Statistics Canada would like to thank the farming community of Quebec for their participation and assistance in the 2016 Census of Agriculture.

Start of text box

Census farm: An operation is considered a census farm (agricultural operation) if it produces at least one of the following products intended for sale:

• Crops: Hay, field crops, tree fruits or nuts, berries or grapes, vegetables, seed;
• Livestock: Cattle, pigs, sheep, horses, game animals, other livestock;
• Poultry: Hens, chickens, turkeys, chicks, game birds, other poultry;
• Animal products: Milk or cream, eggs, wool, furs, meat;
• Other agricultural products: Christmas trees, sod, greenhouse or nursery products, mushrooms, honey or bees, maple syrup and its products.

The data for Yukon and the Northwest Territories are not included in the national totals because of the different definition of an agricultural operation in the territories and confidentiality constraints. The data for Yukon and the Northwest Territories are presented separately.

Farm type: Farm type is established through a procedure that classifies each census farm according to the predominant type of production. This is done by estimating the potential receipts from the inventories of crops and livestock reported on the questionnaire and determining the product or group of products that make up the majority of the estimated receipts.

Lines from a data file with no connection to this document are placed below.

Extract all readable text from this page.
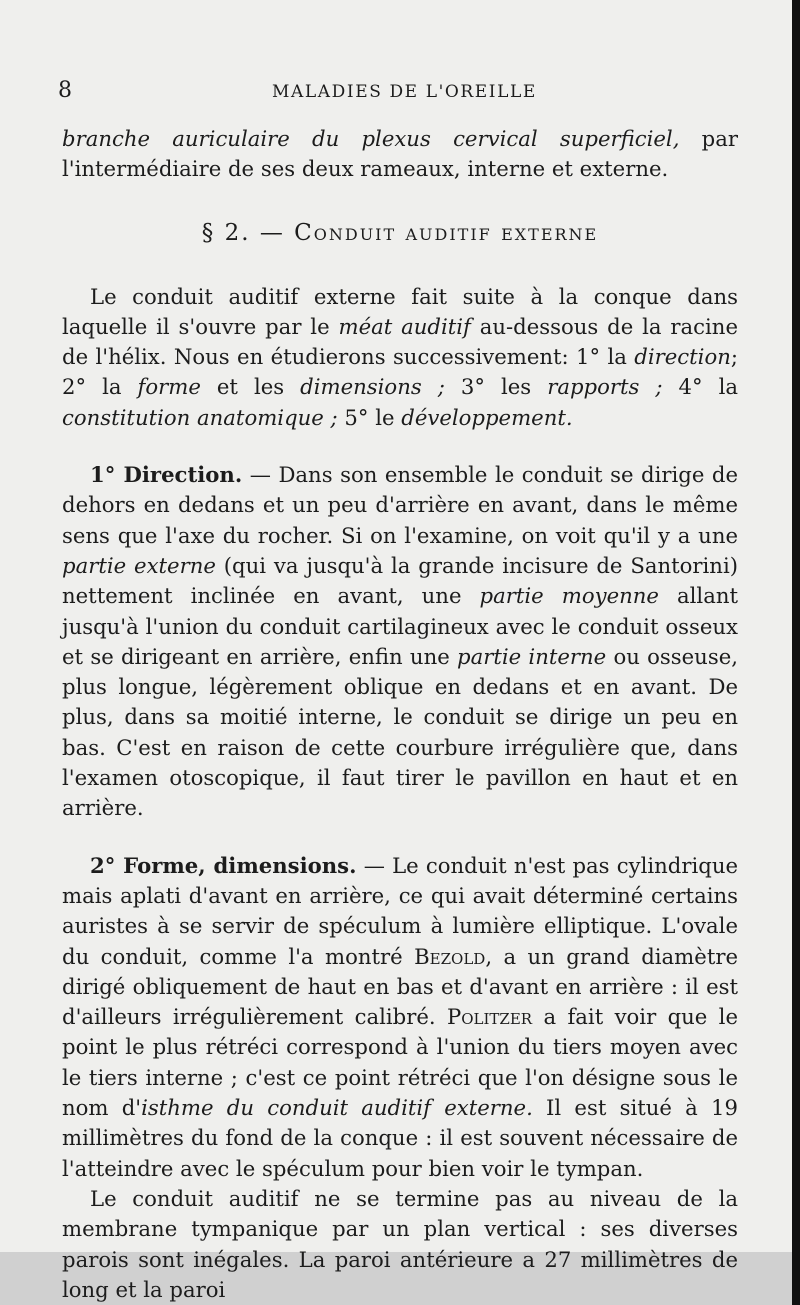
8	MALADIES DE L'OREILLE

branche auriculaire du plexus cervical superficiel, par l'intermédiaire de ses deux rameaux, interne et externe.

§ 2. — Conduit auditif externe

Le conduit auditif externe fait suite à la conque dans laquelle il s'ouvre par le méat auditif au-dessous de la racine de l'hélix. Nous en étudierons successivement: 1° la direction; 2° la forme et les dimensions ; 3° les rapports ; 4° la constitution anatomique ; 5° le développement.

1° Direction. — Dans son ensemble le conduit se dirige de dehors en dedans et un peu d'arrière en avant, dans le même sens que l'axe du rocher. Si on l'examine, on voit qu'il y a une partie externe (qui va jusqu'à la grande incisure de Santorini) nettement inclinée en avant, une partie moyenne allant jusqu'à l'union du conduit cartilagineux avec le conduit osseux et se dirigeant en arrière, enfin une partie interne ou osseuse, plus longue, légèrement oblique en dedans et en avant. De plus, dans sa moitié interne, le conduit se dirige un peu en bas. C'est en raison de cette courbure irrégulière que, dans l'examen otoscopique, il faut tirer le pavillon en haut et en arrière.

2° Forme, dimensions. — Le conduit n'est pas cylindrique mais aplati d'avant en arrière, ce qui avait déterminé certains auristes à se servir de spéculum à lumière elliptique. L'ovale du conduit, comme l'a montré Bezold, a un grand diamètre dirigé obliquement de haut en bas et d'avant en arrière : il est d'ailleurs irrégulièrement calibré. Politzer a fait voir que le point le plus rétréci correspond à l'union du tiers moyen avec le tiers interne ; c'est ce point rétréci que l'on désigne sous le nom d'isthme du conduit auditif externe. Il est situé à 19 millimètres du fond de la conque : il est souvent nécessaire de l'atteindre avec le spéculum pour bien voir le tympan.

Le conduit auditif ne se termine pas au niveau de la membrane tympanique par un plan vertical : ses diverses parois sont inégales. La paroi antérieure a 27 millimètres de long et la paroi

For example, a census farm with total potential receipts of 60% from hogs, 20% from beef cattle and 20% from wheat, would be classified as a hog and pig farm. The farm types presented in this document are derived based on the 2012 North American Industrial Classification System (NAICS).

P.T.O. hp (Power Take Off horsepower): The measure of the power available from a tractor engine to drive implements.

Gross farm receipts: The Census of Agriculture measures gross farm receipts for the calendar or accounting year prior to the census. Gross farm receipts (before deducting expenses) in this analysis include:

• receipts from all agricultural products sold;
• program payments and custom work receipts.

The following are not included in gross farm receipts:

• sales of forestry products (for example: firewood, pulpwood, logs, fence posts and pilings);
• sales of capital items (for example: quota, land, machinery);
• receipts from the sale of any goods purchased only for retail sales.

Total operating expenses: The Census of Agriculture measures operating expenses for the calendar or accounting year prior to the census. Total operating expenses include:

• any expense associated with producing agricultural products (such as the cost of seed, feed, fuel, fertilizers, etc.).

The following are not included in total operating expenses:

• the purchase of land, buildings or equipment;
• depreciation or capital cost allowance. Depreciation represents economic "wear and tear" expense. Capital cost allowance represents the amount of depreciation written off by the tax filer as allowed by tax regulations.

2010 to 2015: Some data refer to a reference period other than Census Day. For example, for financial data the reference period is the calendar or accounting (fiscal) year prior to the census.

Farm operator: According to the census, a farm operator is any person responsible for the management decisions made for an agricultural operation as of May 10, 2016.